Kadir gecesi, gecelerin şahı ve en feyizlisi, en bereketlisidir. Çünkü bu mübarek gecede yapılan ibadetler, kadir gecesi bulunmayan bin ayda yapılan ibadetten daha hayırlı ve faziletlidir. Bu müjdeyi bize gecenin de adını taşıyan sûrede Cenab-ı Hakk şöyle vermektedir:

"Doğrusu biz Kur'an'ı Kadir gecesinde indirmişizdir. Kadir gecesinin ne olduğunu sen bilir misin? Kadir gecesi bin aydan hayırlıdır. Melekler ve Cebrâil (a.s.) o gecede Rablerinin izniyle her türlü iş için inerler. Gece tan yerinin ağarmasına kadar bir esenliktir. (Kadir 1-5) 

Bu müstesna gece ile ilgili olarak Efendimiz (s.a.) şöyle buyurmuşlardır:

"Kim faziletine inanarak ve sevabını umarak Kadir gecesini ibâdetle geçirirse, geçmiş günahları bağışlanır. (Buhari)

Diğer yandan; Yüce Rabbimizin ezelde takdir ettiği şeylerden bir yıllık hadiselerin, görevli meleklere bildirdiği gece olması sebebiyle de, Kadir gecesi üstün bir değer taşımaktadır. Nitekim Cibril-i Emin’in diğer melaike ile bu gece yeryüzüne inerek Allah'a ibadet eden kulları selamlamaları ve bu gecenin tan yeri ağarıncaya kadar selam ve esenlik olması da rahmet-i rahman’ın biz kullarına bir nimeti ve yeryüzüne tecellisidir. Bu gece Cenab-ı Hakkın nurunun tecelli ettiği, fetret döneminin bittiği ve Kur’an’ın bir güneş gibi doğduğu gecedir.

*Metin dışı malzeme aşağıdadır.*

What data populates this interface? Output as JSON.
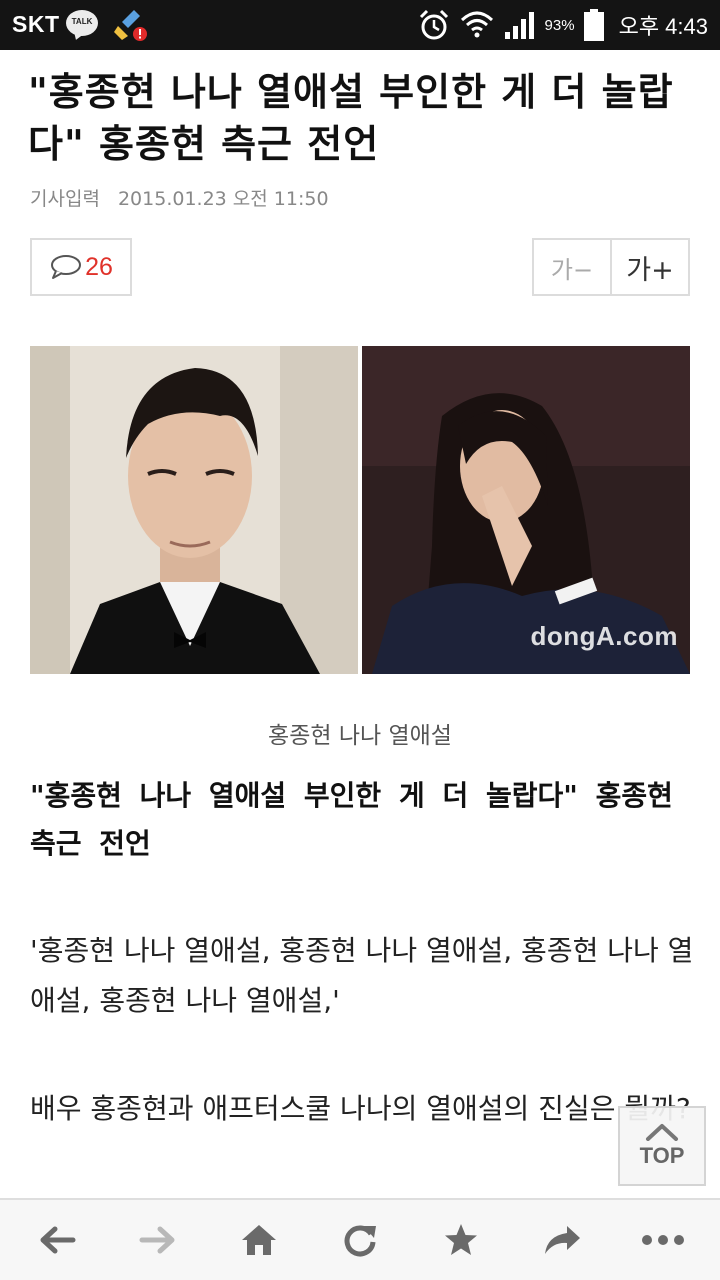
{
  "status_bar": {
    "carrier": "SKT",
    "talk_label": "TALK",
    "battery": "93%",
    "time": "오후 4:43"
  },
  "article": {
    "title": "\"홍종현 나나 열애설 부인한 게 더 놀랍다\" 홍종현 측근 전언",
    "meta_label": "기사입력",
    "meta_date": "2015.01.23 오전 11:50",
    "comment_count": "26",
    "font_minus": "가−",
    "font_plus": "가+",
    "photo_watermark": "dongA.com",
    "photo_caption": "홍종현 나나 열애설",
    "subhead": "\"홍종현 나나 열애설 부인한 게 더 놀랍다\" 홍종현 측근 전언",
    "paragraphs": [
      "'홍종현 나나 열애설, 홍종현 나나 열애설, 홍종현 나나 열애설, 홍종현 나나 열애설,'",
      "배우 홍종현과 애프터스쿨 나나의 열애설의 진실은 뭘까?"
    ]
  },
  "top_button": {
    "label": "TOP"
  },
  "toolbar": {
    "icons": [
      "back-arrow-icon",
      "forward-arrow-icon",
      "home-icon",
      "refresh-icon",
      "star-icon",
      "share-icon",
      "more-icon"
    ]
  },
  "colors": {
    "status_bar_bg": "#141414",
    "comment_count": "#e0322a",
    "toolbar_bg": "#f7f7f7"
  }
}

Nitekim şâir bunu dizelerinde şöyle ifade eder:

Hakk'ın en şa'şalı nûru tecelli etti

Doğdu Kur'an güneşi, leyle-i fetret bitti.

Şüphesiz eşsiz fırsatlarla dolu ve bin aydan daha hayırlı olduğu açıkça bildirilen bu gece bizim için Allah'ın büyük bir lütuf ve ihsanıdır. Hal böyle olunca bu geceye yetişmek müminler için büyük bir fırsat ve mutluluk olduğu gibi, en güzel şekilde değerlendirilmesi gereken bir fırsat olarak bilinmelidir.

Bu müstesna gecede Rabbimize arz edeceğimiz ibadet ve tatlarımızın yanında; nebiler Nebisi’nin (s.a.)  Hz. Aişe Validemize öğrettiği şu duayı da sık sık tekrar edelim ve günahlarımızın affı için Mevlamıza tazarruda bulunalım. “Allah'ım sen affedicisin, affetmeyi seversin, beni de affet” (Tirmizi)

Bu mübarek gecenin öncelikle memleketimizde akan kanın durmasına, tüm insanlığın Kur’an’ın nurani aydınlığında hidayete ermesine, sulh ve selametine, dünyanın değişik yerlerinde zulüm altında inleyen Müslümanların kurtuluşuna vesile olmasını Cenab-ı Haktan dua ve niyaz ediyor, gecenizi tebrik ediyorum.”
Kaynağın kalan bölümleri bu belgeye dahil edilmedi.